Christmas Redefined

I have a client who has despised Christmas for years and years now. He is older than I am, and this has been going on for a while. When the holiday season rolls around each year, he circles January 1 on his calendar and just tries to make it until then. And then the countdown is on again. Not a good way to live. I’m so happy he came in, because it only took one conversation to change this. Feel the power, people!! Change can happen, and it’s all about how you think and how you see things. And this takes gentle practice, that’s all.

My client didn’t like the holiday season for two reasons. And yes, it’s past tense now – “didn’t” as opposed to “doesn’t” (after stopping and thinking about it objectively and openly for less than an hour – it’s amazing that’s even possible!). The first reason is that it reminds him of loved who are no longer here. He has memories of really awesome times with a couple of family members who have passed away. He remembers laughing a lot and just having fun. He loved them a lot, and he looked forward to the times such as the holidays that would bring them together. And they are not here anymore. And there’s nothing that can be done about that.

I suggested that he use this as a time each year to remember them and enjoy those good memories. The fact is their bodies have died. Much of this work is about pretty hardcore acceptance of what is. If you look really closely at your life, you might notice that most of your pain is caused by not accepting what has already happened. You don’t have to like it, but you have to accept it. Why? Because it has already happened. Let me know when we have a time machine, and I’ll gladly revise this policy. Until then, though, to not accept something that has already happened is like believing 1 + 1 = 3 and then hoping this doesn’t screw up your calculations. Preview: the new science I’ll be talking about coming up has some astonishing implications about time. It might not be as etched in stone as you might think. Okay, it’s not at all as etched in stone as we think. More on that later. We still have to accept the stuff that has already happened, though…

It’s not fun to accept that our loved ones have died, but if the deed is done then screw it – let’s go with it. If I’m reminded of them each year, then I might as well use this reminder to honor them and remember the good times. Close your eyes and just go back in time, and it should bring a smile to your face. And when sadness comes up, allow that to be there as well but with no commentary saying it’s bad. It’s normal, and there’s absolutely nothing wrong with it. Keep enjoying those good memories, though. Feel the love that will always be there if you really look. And I think you’ll find that over time, the sadness will be less and less acute and you’ll still have those good memories and the love that’s behind them.

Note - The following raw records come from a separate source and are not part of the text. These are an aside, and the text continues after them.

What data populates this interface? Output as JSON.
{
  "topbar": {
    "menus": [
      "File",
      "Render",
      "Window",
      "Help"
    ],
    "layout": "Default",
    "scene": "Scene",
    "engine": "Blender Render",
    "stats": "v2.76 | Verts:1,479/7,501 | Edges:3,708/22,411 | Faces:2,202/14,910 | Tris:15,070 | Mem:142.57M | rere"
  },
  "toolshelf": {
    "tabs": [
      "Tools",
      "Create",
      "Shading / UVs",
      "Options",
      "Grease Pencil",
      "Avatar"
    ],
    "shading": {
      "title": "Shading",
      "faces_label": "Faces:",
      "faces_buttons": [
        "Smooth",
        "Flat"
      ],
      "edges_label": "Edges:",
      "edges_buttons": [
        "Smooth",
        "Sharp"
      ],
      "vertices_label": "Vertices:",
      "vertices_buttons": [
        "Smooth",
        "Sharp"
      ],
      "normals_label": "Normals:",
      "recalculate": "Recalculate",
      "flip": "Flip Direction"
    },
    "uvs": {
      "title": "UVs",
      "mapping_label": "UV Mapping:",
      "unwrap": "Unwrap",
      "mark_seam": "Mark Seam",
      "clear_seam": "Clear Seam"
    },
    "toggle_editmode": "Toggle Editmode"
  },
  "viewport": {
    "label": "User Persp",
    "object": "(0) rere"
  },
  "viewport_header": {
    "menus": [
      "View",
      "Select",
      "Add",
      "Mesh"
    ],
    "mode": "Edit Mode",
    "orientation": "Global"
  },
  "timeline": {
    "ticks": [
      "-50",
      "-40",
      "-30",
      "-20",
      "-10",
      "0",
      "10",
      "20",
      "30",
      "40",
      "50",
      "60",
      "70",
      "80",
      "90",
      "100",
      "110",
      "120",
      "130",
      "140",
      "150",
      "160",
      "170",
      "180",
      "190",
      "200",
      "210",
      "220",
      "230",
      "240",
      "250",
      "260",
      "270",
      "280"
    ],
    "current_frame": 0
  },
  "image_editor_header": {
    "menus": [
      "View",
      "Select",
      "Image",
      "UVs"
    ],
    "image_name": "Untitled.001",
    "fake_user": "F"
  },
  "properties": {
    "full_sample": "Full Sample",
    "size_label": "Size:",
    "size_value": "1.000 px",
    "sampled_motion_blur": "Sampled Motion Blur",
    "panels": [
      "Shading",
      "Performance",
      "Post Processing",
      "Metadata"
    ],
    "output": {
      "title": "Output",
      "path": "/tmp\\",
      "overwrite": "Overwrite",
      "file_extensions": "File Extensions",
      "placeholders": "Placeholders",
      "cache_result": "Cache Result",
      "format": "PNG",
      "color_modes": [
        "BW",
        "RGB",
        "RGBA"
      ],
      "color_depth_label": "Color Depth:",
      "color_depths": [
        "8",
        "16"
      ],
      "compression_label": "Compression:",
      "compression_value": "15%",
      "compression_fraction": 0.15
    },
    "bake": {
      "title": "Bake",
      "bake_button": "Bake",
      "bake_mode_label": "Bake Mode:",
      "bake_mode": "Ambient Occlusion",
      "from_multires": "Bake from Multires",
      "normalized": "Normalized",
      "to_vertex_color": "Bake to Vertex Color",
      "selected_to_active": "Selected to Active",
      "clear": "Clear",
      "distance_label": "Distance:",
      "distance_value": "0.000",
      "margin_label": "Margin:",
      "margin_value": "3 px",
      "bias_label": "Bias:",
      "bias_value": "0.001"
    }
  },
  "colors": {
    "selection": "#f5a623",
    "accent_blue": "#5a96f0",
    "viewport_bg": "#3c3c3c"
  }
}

The other thing he has not liked about the holidays is that they remind him of past “failures.” I put that in quotes because whenever someone talks about a failure, there’s usually a pretty obvious reframe that can happen. The simple fact is that there’s no authority out there saying that what happened was a “failure.” If so, please let me know of this authority. That’s an opinion, and we all know what they say about opinions. One of his perceived failures involved staying in the military a while back (which he did not). I told him the old Taoist parable called “who knows what is good or bad.” Read it! It’s very brief. I pointed out that he could easily be dead now or even paralyzed had he stayed in. We have literally no idea, so let’s not judge leaving the military as a failure. Is he qualified to make that call? Upon close inspection, hells no! When you know the future and what’s best for all involved, let me know. Then I asked if he would’ve met his decades-long wife had he stayed in. He said the odds would’ve been about zero. Zero. So we have that as well. Of course, we know by now that if we’re going to meet, we’re going to meet. It’s as simple as that. But part of their meeting probably involved his leaving the military. It was part of the plan.

Do you see how we’re looking at things more clearly and objectively? To say that leaving the military, and that’s just one example, is a failure is ridiculous when we step outside of ourselves and really look. But we have to step outside of ourselves and really look. Most people don’t do this, so another person can help. I’m saying why not also learn how to do it yourself? I’m learning, and it works better and better all the time with practice. So I’m not buying the whole “failure” thing. Again, we are simply not qualified to judge. It really is as simple as that. It’s very important to start to see this, because we do it all the time and it causes pain. Thinking we are qualified  to judge is nothing more than a very old habit. It’s just a pattern, so it really is no big deal. It just takes practice gently busting it and letting it go.

I’m very happy to share this Christmas story with you, especially since it has some common themes. We’ve all lost loved ones, and we all have some perceived “failures.” This story shows the power of how you see things. And taking an clear, objective look is the first step. Step outside of yourself when you do this. My client doesn’t despise Christmas for the first time in many years. He still might not love it, or he might, but circling January 1 on the calendar and trying to merely survive until then is not the ideal way to live! Screw surviving – we can do so much better! It’s our birthright, in fact, regardless of age, race, religion, gender, and all that. He has learned this now, and it didn’t even take very long. I just love this work… All the best to you, and as always, let me know if I can help!